Tras posesionar a su gabinete, el presidente impuesto por el Congreso paraguayo, Federico Franco, no sabe por dónde va a conducir a su país al haberse colocado en una situación de ilegitimidad frente a su propia nación y ante la comunidad internacional.
Evidentemente, no hay cómo garantizar a sus socios más cercanos, ni a las naciones con las que mantiene relaciones diplomáticas y comerciales regulares, el desarrollo de los acuerdos, compromisos y negocios desde una condición jurídica estable.
Y no lo puede hacer porque, en la práctica, los intereses de unos pocos terratenientes, con delegación política en el Congreso, no se pueden justificar a la hora de decidir políticas públicas.
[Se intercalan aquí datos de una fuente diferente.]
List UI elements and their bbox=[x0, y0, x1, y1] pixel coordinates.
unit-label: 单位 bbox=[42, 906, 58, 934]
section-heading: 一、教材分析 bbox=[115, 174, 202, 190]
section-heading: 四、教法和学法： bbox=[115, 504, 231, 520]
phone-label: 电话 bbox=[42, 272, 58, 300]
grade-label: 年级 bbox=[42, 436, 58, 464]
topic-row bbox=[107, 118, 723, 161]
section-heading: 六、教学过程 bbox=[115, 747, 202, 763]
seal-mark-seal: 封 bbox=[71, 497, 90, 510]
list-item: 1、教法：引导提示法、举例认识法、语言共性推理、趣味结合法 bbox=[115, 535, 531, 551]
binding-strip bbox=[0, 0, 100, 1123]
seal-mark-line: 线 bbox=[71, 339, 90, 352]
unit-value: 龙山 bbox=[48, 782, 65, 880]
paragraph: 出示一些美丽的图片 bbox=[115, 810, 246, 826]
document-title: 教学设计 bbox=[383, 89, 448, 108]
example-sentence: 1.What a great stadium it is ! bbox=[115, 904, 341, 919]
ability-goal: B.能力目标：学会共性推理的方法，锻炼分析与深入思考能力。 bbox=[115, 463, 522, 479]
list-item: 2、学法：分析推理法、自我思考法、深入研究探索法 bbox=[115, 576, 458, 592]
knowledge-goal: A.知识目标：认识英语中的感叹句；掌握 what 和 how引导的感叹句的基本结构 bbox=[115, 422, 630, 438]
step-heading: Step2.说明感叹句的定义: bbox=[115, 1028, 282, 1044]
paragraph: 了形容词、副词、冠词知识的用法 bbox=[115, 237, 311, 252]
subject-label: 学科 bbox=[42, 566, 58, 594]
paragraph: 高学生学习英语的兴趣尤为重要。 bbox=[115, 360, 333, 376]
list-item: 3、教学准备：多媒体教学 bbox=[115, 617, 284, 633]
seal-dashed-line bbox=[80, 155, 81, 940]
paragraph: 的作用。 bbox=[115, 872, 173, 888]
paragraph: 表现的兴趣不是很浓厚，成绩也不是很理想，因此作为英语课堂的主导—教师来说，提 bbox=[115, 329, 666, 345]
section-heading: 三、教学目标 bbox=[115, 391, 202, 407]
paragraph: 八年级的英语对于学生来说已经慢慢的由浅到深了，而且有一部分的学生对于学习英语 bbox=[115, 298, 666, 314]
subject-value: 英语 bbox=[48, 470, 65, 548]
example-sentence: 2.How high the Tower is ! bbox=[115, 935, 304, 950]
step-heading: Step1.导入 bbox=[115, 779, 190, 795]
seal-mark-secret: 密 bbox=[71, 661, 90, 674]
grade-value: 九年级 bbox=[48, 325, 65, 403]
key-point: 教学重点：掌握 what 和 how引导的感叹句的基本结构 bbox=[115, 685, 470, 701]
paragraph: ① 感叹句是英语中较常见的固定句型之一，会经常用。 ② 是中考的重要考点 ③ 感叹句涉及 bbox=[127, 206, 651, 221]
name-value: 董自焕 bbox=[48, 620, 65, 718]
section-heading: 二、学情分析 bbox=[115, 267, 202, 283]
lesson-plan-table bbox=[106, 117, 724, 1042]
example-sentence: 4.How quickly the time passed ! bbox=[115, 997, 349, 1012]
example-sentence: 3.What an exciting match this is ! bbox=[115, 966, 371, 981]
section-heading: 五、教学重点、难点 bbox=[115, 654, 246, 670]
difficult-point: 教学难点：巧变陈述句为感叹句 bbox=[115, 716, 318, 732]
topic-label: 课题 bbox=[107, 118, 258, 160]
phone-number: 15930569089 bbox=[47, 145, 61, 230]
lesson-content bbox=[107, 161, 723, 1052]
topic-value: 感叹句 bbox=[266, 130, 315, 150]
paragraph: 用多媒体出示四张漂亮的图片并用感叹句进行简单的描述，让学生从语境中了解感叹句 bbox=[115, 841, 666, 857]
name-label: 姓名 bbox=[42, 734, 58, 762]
A diferencia de esos golpes de Estado que se hacían a punta de bayoneta, con la colaboración explícita de potencias extranjeras, ahora tienen que justificar que la salida de Fernando Lugo se hizo sin el debido proceso y con propósitos oscuros.
La comunidad democrática latinoamericana, por lo menos, no va aceptar que un solo gobierno, elegido democráticamente, bajo ningún pretexto sea destituido, como ya ocurrió con el de Honduras. Entonces, lo que suceda esta semana definirá el destino del gobierno de Franco.
No hay discusión: eso fue un golpe con todo el ropaje legalista, bajo la presión de los sectores oligárquicos y con la complicidad de ciertos medios de comunicación.
La Unasur adoptará las medidas más adecuadas, sin que se confundan, como algún despistado periodista de oposición ha dicho, con el bloqueo que impone EE.UU. a Cuba hace más de 50 años.
Esas medidas deben ser en favor de restituir a Lugo en su cargo, garantizar el desarrollo democrático de las instituciones y la tranquilidad en sus ciudadanos.
El único responsable de que se entorpezca ese objetivo será el usurpador Franco, quien cabildeó cuatro años para ocupar el cargo y servir a los herederos de la dictadura paraguaya.